The painting captures a match of French wrestling, a style rooted in Greco-Roman traditions, performed in the former hippodrome on the Champs-Élysées. Courbet presents the athletes without idealization, focusing on their strained postures and physical exertion. The scene reflects a public spectacle of working-class leisure, treated with unembellished realism rather than mythological grandeur.

Technique & Style

Courbet employed thick, tactile brushwork to convey the weight and texture of skin, fabric, and earth. The composition is tightly framed, emphasizing the wrestlers' entwined forms against a sparse background. Light falls evenly across the scene, avoiding dramatic contrast, reinforcing the painting’s documentary tone and commitment to observed reality.

History & Provenance

The painting was completed in 1853 and remained in French collections until acquired by the Hungarian National Gallery in the late 1800s. Historical records confirm the location of the depicted match as the Champs-Élysées hippodrome, a venue for public athletic contests. Its scale and subject matter drew attention among contemporaries and later artists.

Context

In mid-19th-century France, Courbet challenged academic norms by portraying ordinary labor and recreation as worthy of large-format painting. The Wrestlers emerged during a period when public wrestling matches were popular urban entertainments.

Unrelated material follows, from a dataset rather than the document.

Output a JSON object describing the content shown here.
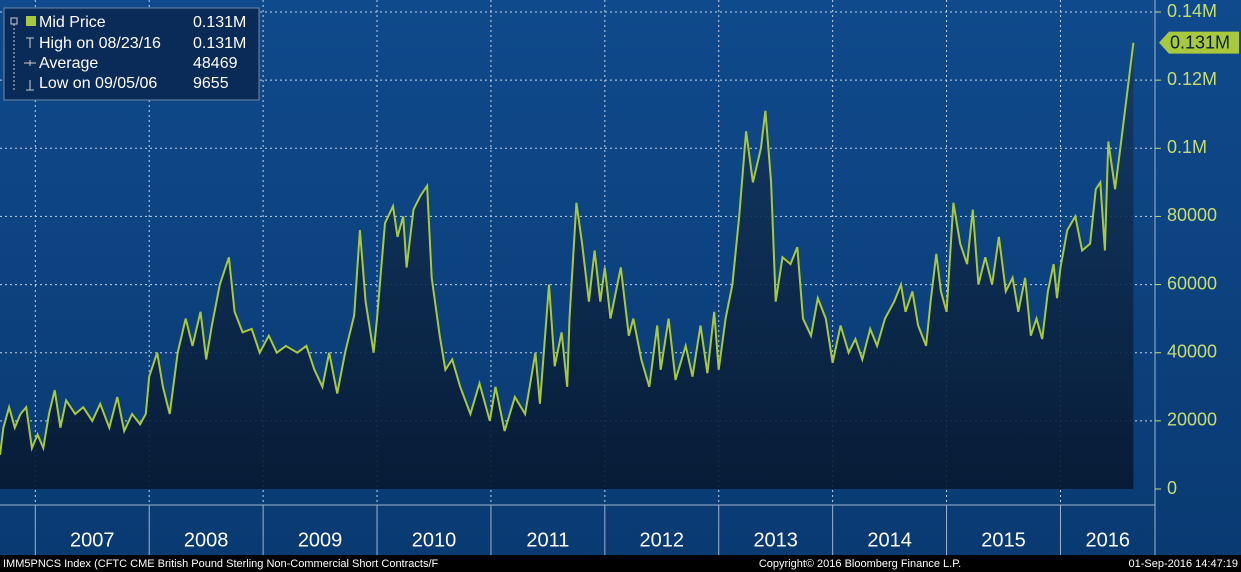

By rendering such scenes with the gravity reserved for history painting, Courbet questioned artistic hierarchies.

Legacy

Courbet’s decision to render a wrestling match on a grand scale influenced later artists, including Alexandre Falguière, who created a similarly titled work in 1875. The painting contributed to a broader shift in French art toward depicting contemporary life with unvarnished detail, helping to pave the way for Realism’s lasting impact on modern visual culture.

Artist & collection

Portrait of Gustave Courbet

Artist

Gustave Courbet

Jean Désiré Gustave Courbet (UK: KOOR-bay; US: koor-BAY; French: ; 10 June 1819 – 31 December 1877) was a French painter who led the Realism movement in 19th-century French painting.